Throwback Thursday: Flammable
Continuing the theme of #TBT I started last week, this is a piece I wrote as I set out to begin a slow and arduous comeback to endurance sports after nearly six months away and a near-fatal illness. The whole thing started during the summer of 2012 when I was training for a 100-mile ultramarathon and was poisoned by a tick (think Lyme disease, but worse). In fact, all of these Throwback Thursday pieces are from that period of time, hence a recurring theme of struggle and coming back to life. The story had a happy ending though: within a year, I was back to my normal health; back to running; and back to cycling. And, not by coincidence, it was during those endless weeks of recovery that I began to revisit writing and photography.
January 23, 2013
For a while, it was like trying to stand in a room with five foot ceilings. Week after week, I was reflexively trying to get myself back to running; back to how things were before; back to that familiar place of tapping out metronomic mile after mile. But I couldn’t. I could stand upright, but no matter how I tried, I couldn’t fully extend my legs.
I decided to let it go. I put my running shoes away with the rest of my running clothes, taking them from their normal home on the mat just inside the mudroom. The space made empty by their removal, just filled with another pair of random dress shoes. The kind of shoes incapable of anything magnificent.

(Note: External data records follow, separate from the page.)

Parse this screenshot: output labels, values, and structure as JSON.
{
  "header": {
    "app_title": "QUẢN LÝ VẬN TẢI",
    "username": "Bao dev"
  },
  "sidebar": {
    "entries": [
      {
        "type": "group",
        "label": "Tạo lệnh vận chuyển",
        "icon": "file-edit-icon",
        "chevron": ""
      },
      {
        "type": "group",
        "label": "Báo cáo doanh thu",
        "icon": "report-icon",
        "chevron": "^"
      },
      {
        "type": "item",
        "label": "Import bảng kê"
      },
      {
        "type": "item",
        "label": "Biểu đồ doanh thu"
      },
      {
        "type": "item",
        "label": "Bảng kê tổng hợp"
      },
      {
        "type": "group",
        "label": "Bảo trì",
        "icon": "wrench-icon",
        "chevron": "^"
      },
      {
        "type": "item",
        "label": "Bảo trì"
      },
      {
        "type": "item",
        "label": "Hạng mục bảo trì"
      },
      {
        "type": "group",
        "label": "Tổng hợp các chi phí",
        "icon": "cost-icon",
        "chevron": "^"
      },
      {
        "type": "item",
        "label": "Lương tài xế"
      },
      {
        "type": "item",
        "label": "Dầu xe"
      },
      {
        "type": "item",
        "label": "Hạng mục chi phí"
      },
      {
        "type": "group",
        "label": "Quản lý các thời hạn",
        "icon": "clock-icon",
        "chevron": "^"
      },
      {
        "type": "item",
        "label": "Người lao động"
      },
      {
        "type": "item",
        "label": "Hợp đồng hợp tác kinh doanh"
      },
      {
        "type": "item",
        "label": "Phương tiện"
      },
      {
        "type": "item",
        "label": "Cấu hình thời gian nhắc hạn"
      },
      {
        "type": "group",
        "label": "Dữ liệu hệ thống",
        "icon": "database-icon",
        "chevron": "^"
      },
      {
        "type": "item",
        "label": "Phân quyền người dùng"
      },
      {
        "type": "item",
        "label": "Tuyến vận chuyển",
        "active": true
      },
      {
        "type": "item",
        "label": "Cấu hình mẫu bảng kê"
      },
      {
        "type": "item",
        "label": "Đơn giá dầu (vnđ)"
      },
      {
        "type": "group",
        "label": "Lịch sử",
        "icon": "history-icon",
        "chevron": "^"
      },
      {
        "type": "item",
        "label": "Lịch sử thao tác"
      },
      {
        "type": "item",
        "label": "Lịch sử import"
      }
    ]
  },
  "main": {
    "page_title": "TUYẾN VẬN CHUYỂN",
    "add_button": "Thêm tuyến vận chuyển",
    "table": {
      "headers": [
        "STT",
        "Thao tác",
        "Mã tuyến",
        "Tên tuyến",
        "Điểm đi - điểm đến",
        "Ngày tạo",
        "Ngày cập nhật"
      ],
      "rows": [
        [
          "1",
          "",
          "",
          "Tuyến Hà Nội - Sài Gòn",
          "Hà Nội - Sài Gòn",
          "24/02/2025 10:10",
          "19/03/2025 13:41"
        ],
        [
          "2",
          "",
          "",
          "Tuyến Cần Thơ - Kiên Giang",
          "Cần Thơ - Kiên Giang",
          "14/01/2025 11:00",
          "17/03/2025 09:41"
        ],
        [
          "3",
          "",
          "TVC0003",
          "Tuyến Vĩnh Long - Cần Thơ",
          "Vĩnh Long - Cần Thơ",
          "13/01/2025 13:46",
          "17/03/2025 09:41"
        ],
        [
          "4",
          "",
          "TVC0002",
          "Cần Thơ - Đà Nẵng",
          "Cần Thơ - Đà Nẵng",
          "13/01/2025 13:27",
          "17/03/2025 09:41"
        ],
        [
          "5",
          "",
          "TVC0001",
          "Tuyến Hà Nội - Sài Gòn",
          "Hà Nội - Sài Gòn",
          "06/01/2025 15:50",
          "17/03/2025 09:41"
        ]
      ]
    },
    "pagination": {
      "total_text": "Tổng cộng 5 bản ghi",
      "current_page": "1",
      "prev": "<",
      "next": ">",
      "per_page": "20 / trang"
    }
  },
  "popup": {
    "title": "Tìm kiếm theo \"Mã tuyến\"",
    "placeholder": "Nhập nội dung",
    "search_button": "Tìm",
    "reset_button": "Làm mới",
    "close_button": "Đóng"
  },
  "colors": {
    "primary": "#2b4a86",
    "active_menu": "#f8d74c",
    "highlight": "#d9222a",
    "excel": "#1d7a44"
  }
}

Along with my shoes, I also put away my memories of running fifty milers and my aspirations of running the big hundred.
I turned my attention, instead, to the bike and to the weights as a means to build back my endurance. I started slow, but made steady progress, laying brick upon brick as I methodically began to build my new foundation. Along the way, I relived some of those smitten summer days of riding through the hills, gritting my teeth up one side of the climb only to bury the needle on the descent, even as the snow began to fly.
Things were good, but you can’t fool the subconscious. Amidst the waves of the deepest, swirling sleep, I dreamt of running on three separate evenings recently. In one scenario, I found myself in the middle of a race, disappointed by the realization that I was unable to run any further as I watched the pack pull away from me. I was left standing on the shoulder of the road, just down the street from the house I grew up in. In another, I was cresting a local climb I’ve done countless times before, seeing the sun rise to my left, and feeling no pain, fatigue, or even breathlessness. By the third dream, I wasn’t surprised by the vision of running effortlessly along some twisting country road I’ve yet to see in my waking life, though the scene was without any sound. Not even my own breathing.
The morning after, I awoke with a feeling of newness. Revitalization. There was no question in my mind that it was time to start trying again. So I left the house with no predetermined route and no plan of action… Just the sense that it was the right thing to be doing, despite the months I spent away from the sport.
It came back to me right away. In short time, I was running smoothly and with my old familiar gait. Almost like I hadn’t taken a break from it at all. I thought about turning right and heading home to make it a three-mile loop, but instead, I turned left to make it five. At the third mile, I made the left-hand turn and started a gentle climb, surprising myself by the quick cadence of my turnover. The road swept to the left before quickly turning right again and climbing steeper. I leaned forward and into the rise, feeling the pavement push back on me, but each footfall was strong and sure. I wasn’t paying attention to my heart rate, but I could feel that there was plenty of headroom, so I pushed harder. I stood up straight, in that awkward five-foot room, and burst through the ceiling with both legs fully extended.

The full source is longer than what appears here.